Faith and the restoration: BYU students share projects and testimonies
Following a challenge to “see themselves in the restoration,” hundreds of BYU students shared their testimonies through a variety of mediums—from art, poetry, and music to websites, baked goods, and handicrafts—as part of BYU’s Foundations of the Restoration class. As students chose projects, religion professor Anthony Sweat asked them to conduct their own research and to seek inspiration into what really moves them. “I ask them to use this as an excuse to really look into something that can benefit [their] understanding and [their] faith,” he says.

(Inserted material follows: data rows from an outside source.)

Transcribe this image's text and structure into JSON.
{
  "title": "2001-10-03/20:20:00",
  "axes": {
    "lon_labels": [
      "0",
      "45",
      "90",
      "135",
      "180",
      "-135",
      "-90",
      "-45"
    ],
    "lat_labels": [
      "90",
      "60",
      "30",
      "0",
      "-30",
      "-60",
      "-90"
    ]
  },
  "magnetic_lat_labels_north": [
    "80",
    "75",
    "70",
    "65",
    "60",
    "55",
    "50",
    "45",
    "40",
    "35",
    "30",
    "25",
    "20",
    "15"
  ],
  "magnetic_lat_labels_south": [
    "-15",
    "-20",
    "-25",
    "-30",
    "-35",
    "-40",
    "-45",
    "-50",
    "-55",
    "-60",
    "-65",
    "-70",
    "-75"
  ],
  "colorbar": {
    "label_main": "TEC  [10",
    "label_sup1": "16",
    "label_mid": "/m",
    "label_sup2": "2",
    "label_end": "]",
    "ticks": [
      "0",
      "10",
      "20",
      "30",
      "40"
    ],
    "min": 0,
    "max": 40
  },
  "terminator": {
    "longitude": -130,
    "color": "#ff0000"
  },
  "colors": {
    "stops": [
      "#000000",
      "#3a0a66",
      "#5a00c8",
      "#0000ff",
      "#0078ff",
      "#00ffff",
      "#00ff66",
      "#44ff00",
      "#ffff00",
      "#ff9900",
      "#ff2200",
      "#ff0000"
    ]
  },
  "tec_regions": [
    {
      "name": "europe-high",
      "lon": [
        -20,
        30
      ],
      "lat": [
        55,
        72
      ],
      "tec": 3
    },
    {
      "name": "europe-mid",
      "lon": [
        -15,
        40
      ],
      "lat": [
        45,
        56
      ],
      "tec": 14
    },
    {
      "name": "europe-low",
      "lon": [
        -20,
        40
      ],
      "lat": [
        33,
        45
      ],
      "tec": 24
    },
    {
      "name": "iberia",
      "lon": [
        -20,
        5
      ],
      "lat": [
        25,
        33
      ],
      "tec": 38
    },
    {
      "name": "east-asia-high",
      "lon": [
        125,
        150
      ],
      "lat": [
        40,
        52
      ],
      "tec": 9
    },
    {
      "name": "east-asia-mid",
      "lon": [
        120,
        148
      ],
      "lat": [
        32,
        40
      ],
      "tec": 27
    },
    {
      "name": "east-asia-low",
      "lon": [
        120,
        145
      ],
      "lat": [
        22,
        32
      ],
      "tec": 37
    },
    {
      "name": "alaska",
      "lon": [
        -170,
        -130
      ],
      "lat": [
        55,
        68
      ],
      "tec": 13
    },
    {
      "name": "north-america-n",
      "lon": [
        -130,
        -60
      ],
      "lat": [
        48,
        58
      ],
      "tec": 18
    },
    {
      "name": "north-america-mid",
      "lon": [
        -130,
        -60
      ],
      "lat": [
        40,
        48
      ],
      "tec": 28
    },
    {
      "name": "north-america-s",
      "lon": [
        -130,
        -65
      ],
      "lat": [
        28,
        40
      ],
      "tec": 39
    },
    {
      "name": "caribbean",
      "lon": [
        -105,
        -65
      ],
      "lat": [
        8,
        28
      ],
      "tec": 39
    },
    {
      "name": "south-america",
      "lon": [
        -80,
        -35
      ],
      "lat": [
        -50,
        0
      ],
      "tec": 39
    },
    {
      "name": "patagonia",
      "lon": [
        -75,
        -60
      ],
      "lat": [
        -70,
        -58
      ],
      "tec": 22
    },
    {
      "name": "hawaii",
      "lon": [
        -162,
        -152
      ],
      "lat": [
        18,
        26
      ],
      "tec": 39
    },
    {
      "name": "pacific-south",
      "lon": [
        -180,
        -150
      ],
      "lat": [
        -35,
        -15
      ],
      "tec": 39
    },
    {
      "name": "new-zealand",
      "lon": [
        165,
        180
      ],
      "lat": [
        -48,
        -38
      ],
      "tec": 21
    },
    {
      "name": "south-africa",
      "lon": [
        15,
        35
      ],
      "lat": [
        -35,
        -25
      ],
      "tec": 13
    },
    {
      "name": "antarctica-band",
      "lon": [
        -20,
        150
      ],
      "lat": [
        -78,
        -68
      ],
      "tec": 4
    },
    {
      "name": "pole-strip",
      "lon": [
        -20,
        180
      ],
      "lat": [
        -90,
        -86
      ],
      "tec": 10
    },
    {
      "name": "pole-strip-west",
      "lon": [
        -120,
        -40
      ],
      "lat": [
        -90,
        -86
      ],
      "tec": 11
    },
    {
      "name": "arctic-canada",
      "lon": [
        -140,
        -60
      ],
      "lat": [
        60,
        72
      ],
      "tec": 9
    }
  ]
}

Hundreds of students shared their projects during a Restoration Project Fair at semester’s end. Artist Ashley Savage displayed a painting she created of the First Vision. She says, “For me, art has always been a super special way that I can share my testimony of the gospel. This piece is called, ‘I Could Not Deny It.’ It is a depiction of the First Vision in a different perspective.”
Michael Dodds created a mosaic-style art piece using broken glass. He explains, “The artwork has a lot of meaning specifically with the shards of glass. You have to crack them and break them. Each one of these glass pieces represents an individual who has turned a question or a misconception about the gospel into faith. We have questions and doubts, but we can turn them into a testimony.”
The projects allowed students to use their creativity to deepen their conversion of the Savior. Learning more about the Foundations of the Restoration helped them to better understand and apply the teachings of the gospel of Jesus Christ in their lives.